Appellant alternatively asserts that he acted in self-defense. "Self-defense is an affirmative defense . . . and in making such a plea, a 'defendant . . . assumes the burden of introducing evidence of justification or excuse that raises a reasonable doubt in the minds of the jurors.'" Commonwealth v. Sands, 262 Va. 724, 729 (2001) (quoting McGhee v. Commonwealth, 219 Va. 560, 562 (1978)). The "defendant must have reasonably feared death or serious bodily injury from his victim, and there must have been an overt threat." Taylor v. Commonwealth, 77 Va.App. 149, 171 (2023) (quoting Peeples v. Commonwealth, 30 Va.App. 626, 634 (1999) (en banc)).
"An overt act is an act suggesting present danger which 'afford[s] a reasonable ground for believing there is a design . . . to do some serious bodily harm, and imminent danger of carrying such design into immediate execution.'" Jones v. Commonwealth, 71 Va.App. 70, 86 (2019) (alterations in original) (quoting Sands, 262 Va. at 729). In addition, the "force used must be reasonable in relation to the harm threatened." Caison v. Commonwealth, 52 Va.App. 423, 440 (2008) (quoting Diffendal v. Commonwealth, 8 Va.App. 417, 421 (1989)). "Whether an accused proves circumstances sufficient to create a reasonable doubt that he acted in self-defense is a question of fact" to which this Court defers on appeal. Bell v. Commonwealth, 66 Va.App. 479, 486 (2016) (quoting Smith v. Commonwealth, 17 Va.App. 68, 71 (1993)). "The trier of fact determines the weight of evidence in support of a claim of self-defense." Gardner v. Commonwealth, 3 Va.App. 418, 426 (1986).
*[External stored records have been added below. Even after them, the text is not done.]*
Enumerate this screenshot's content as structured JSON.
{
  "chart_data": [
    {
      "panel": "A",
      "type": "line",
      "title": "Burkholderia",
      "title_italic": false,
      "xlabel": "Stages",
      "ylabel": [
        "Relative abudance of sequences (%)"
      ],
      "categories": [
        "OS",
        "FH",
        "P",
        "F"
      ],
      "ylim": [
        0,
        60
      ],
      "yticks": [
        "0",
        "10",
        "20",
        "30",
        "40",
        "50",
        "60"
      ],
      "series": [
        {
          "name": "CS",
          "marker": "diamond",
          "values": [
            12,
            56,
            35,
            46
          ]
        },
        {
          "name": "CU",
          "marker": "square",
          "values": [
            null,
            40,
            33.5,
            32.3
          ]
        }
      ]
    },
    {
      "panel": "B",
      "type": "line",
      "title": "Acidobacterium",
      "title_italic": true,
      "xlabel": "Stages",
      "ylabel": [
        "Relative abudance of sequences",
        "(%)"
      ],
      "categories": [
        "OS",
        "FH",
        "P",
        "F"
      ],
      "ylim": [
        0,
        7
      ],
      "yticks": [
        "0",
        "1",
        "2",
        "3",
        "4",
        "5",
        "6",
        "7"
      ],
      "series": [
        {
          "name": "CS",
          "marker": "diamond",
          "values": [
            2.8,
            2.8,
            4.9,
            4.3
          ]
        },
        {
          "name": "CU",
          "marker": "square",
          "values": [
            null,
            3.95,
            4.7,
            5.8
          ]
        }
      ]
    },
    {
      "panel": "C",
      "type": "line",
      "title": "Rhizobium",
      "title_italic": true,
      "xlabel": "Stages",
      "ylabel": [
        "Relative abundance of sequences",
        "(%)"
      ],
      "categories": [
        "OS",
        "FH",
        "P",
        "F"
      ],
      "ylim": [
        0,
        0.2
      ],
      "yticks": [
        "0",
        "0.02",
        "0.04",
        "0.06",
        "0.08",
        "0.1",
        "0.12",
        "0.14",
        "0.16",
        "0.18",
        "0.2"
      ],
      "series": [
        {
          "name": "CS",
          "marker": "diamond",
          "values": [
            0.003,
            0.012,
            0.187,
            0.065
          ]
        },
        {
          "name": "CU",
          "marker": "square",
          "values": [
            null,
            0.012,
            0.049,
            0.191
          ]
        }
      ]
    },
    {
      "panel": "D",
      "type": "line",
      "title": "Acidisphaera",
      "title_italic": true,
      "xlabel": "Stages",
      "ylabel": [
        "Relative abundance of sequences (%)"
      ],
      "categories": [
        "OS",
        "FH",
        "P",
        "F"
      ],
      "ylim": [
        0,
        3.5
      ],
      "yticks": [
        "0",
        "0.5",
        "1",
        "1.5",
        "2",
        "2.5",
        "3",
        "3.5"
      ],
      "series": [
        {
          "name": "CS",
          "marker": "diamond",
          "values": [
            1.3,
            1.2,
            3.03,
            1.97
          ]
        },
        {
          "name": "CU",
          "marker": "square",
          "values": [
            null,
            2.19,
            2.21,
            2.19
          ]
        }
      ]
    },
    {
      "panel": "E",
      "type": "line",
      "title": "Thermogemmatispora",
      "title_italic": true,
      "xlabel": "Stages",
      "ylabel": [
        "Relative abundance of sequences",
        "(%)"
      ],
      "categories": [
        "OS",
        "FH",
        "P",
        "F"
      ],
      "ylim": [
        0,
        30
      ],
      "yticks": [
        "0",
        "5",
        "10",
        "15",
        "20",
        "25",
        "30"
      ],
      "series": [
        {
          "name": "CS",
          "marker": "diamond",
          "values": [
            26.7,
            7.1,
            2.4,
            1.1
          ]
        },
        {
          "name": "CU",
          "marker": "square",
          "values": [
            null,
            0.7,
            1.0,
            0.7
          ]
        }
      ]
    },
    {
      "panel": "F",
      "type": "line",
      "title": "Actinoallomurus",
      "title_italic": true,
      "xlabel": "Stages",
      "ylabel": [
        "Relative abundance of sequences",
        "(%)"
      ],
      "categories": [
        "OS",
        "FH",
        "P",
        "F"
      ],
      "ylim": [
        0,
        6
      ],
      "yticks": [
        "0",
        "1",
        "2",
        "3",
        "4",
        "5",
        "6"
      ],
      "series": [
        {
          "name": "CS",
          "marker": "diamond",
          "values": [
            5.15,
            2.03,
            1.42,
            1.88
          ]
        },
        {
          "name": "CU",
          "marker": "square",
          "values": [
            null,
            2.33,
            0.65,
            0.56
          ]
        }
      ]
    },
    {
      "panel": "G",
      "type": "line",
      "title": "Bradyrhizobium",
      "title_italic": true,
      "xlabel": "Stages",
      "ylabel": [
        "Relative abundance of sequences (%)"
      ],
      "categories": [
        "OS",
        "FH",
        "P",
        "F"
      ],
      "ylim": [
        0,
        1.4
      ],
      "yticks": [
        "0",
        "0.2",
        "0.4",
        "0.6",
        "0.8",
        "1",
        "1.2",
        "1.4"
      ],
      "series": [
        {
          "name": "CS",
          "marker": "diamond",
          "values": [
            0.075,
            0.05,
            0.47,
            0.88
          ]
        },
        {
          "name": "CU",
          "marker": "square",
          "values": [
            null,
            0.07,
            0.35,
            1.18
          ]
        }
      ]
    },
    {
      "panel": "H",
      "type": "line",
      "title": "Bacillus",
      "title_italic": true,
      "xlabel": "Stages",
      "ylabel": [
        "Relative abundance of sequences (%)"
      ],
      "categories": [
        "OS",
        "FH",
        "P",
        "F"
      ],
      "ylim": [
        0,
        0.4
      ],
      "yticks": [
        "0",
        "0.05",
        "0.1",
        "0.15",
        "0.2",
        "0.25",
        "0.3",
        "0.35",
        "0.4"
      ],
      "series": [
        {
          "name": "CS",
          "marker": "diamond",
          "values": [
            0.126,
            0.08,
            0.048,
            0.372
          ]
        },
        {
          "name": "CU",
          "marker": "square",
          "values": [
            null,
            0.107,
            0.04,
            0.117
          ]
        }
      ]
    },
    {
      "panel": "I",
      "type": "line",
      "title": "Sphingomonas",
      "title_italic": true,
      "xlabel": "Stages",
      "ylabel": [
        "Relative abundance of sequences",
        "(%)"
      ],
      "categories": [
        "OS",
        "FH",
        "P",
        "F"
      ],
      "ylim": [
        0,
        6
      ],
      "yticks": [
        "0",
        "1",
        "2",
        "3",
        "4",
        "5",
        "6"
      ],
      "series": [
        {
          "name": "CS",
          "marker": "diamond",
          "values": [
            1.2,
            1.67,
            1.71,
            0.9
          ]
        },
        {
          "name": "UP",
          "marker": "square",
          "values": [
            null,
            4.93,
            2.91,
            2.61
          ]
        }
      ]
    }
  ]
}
Nothing in the video evidence or the trial testimony established an overt act justifying or excusing appellant opening fire across the 7-Eleven parking lot and shooting his gun ten times. As noted above, the record contains no direct evidence showing that the unidentified male threatened appellant at all, let alone with any weapon. In fact, upon noticing the arrival of the red sedan, appellant immediately exited the store, grabbed a gun from the Malibu, and fired it toward the red sedan without hesitation. He did not stop firing even after the other male had retreated into the red sedan.
A defendant may not claim he had a right to arm himself for self-protection when he obtained a gun before he had a reasonable belief another person intended to injure or harm him. See Jordan v. Commonwealth, 219 Va. 852, 855-56 (1979) ("[a] man cannot go a-gunning for an adversary" and then claim he acted in self-defense (quoting Sims v. Commonwealth, 134 Va. 736, 760 (1922))). Accordingly, a reasonable finder of fact could conclude that appellant neither retrieved nor fired his gun in self-defense and that he was instead guilty of malicious wounding and maliciously shooting at an occupied vehicle.
CONCLUSION
For the foregoing reasons, this Court affirms the trial court's judgment.
Affirmed.
[*] This opinion is not designated for publication. See Code § 17.1-413(A).